In the beginning, a new version of the iPhone OS arrived in the early summer (as did new iPhones). Since 2011 it’s been an affair for the fall, as Apple moved to a schedule where it announces the new operating system at WWDC in the summer and ships the final version in September—at least, since 2012.
The all-time champions are iOS 9 and 10, mostly owing to a GPS bug-fix update for a handful of models that forced Apple to dig into source code of both versions to release a fix. (Hence iOS 9’s chart-busting average number of days between updates, below.) Apple has also released three updates to iOS 12 thus far in 2020, including one this very week!

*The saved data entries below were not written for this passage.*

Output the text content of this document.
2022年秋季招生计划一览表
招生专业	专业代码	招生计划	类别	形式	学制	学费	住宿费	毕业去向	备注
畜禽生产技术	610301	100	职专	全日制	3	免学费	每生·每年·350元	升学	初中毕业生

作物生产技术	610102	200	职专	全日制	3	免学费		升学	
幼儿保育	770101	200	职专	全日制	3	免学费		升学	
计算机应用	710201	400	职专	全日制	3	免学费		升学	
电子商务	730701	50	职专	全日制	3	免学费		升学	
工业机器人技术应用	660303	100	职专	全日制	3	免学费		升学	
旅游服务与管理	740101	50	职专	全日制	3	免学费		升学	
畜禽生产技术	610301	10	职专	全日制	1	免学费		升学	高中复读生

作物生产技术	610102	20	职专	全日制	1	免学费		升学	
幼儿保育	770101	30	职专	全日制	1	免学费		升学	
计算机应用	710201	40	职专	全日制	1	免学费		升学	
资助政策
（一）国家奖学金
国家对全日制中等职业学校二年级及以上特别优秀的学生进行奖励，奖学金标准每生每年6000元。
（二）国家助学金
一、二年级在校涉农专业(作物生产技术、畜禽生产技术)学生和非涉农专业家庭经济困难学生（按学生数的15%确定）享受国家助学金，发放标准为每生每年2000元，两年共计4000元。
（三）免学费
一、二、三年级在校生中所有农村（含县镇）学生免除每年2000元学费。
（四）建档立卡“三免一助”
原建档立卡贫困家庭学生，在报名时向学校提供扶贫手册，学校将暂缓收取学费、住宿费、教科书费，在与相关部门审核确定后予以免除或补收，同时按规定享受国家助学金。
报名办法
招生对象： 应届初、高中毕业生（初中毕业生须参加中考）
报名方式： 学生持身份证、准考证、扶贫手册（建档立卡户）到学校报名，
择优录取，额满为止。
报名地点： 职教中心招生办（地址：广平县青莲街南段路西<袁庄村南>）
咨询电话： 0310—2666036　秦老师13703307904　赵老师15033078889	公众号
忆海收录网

Keying off of my macOS version chart, I thought I’d calculate the number of total updates each version saw across its lifetime and the average pace of those updates. iOS 11, which had a reputation for being a bit unstable, saw 16 separate updates during its 10 months. Close behind was iOS 4, which had 17 updates in 13 months, though a bunch of those were due to the late-cycle release of the first CDMA iPhone.
However, iOS 13 currently holds the lead on the pace of releases, owing to its initial iPhone-only release, several rapid-release bug fixes in September and October, and the COVID-19-prompted version 13.5 release of this week.